Com exceção de tiros nos olhos, vi tudo isso acontecer. Queria ter tirado fotos melhores, mas nem meu celular é muito bom, nem dava para ficar dando moleza. Como meu hotel, por coincidência, era muito próximo aos eventos, não sei quantas vezes chegando ou saindo tive que correr para não ser atingida.
O epicentro é muito perto do Cerro San Cristóbal, de Bellavista e de Lastarria, todos pontos turísticos, de modo que até mesmo dentro de restaurantes mais arrumados você pode ser pego por uma onda de gás. Visitei Valparaíso, uma cidade portuária famosa por ter uma casa de Pablo Neruda. Lá tem tanto pó de gás lacrimogêneo na rua que, quando o vento bate, qualquer transeunte começa a lacrimejar e espirrar.
A ONU contabilizou, até novembro, 26 manifestantes mortos, 113 casos tortura, 24 casos de violência sexual, 3.400 feridos, mais de 9 mil presos, cerca de 360 lesões oculares (hoje fala-se em mais de 400), boa parte dessas pessoas cegadas ao menos em um olho.
É o tradicional uso arbitrário da força do Estado para defender o capital, e os chilenos sabem bem o motivo de estarem na rua.
Assim como no Brasil de 2013, o estopim das manifestações no Chile foi o aumento das passagens, as evasiones (pula-catraca) massivas e a repressão violenta. Mas, diferente do Brasil de 2013, o que se vê no país vizinho é um discurso bastante coerente e politizado.

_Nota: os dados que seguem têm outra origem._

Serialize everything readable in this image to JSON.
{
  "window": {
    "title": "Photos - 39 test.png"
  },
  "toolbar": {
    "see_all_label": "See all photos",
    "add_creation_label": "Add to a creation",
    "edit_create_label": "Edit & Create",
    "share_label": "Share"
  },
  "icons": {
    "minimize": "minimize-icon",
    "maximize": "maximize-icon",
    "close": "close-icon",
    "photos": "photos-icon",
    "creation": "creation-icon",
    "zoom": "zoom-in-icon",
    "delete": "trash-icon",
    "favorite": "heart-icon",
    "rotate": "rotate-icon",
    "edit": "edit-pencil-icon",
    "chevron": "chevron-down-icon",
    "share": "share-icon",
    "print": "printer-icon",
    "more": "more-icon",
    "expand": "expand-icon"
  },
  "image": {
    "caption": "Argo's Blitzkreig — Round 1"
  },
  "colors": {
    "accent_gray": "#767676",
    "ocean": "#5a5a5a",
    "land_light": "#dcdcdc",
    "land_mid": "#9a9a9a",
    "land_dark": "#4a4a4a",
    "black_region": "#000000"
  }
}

Por que a revolta? As causas, dizem, são centradas nas críticas ao modelo neoliberal. Em primeiro lugar o sistema de pensões, administrado pela AFP, desenhado na ditadura de Pinochet… Aquele sistema de capitalização que o Paulo Guedes queria para nós.
Nesse regime, sua aposentadoria é uma aplicação financeira: só há seus próprios aportes, sem contribuição patronal. 70% (!!) do PIB do Chile está com as administradoras dos fundos de pensão. 80% das aposentadorias tem valor inferior ao salário mínimo. A média é de um terço do salário.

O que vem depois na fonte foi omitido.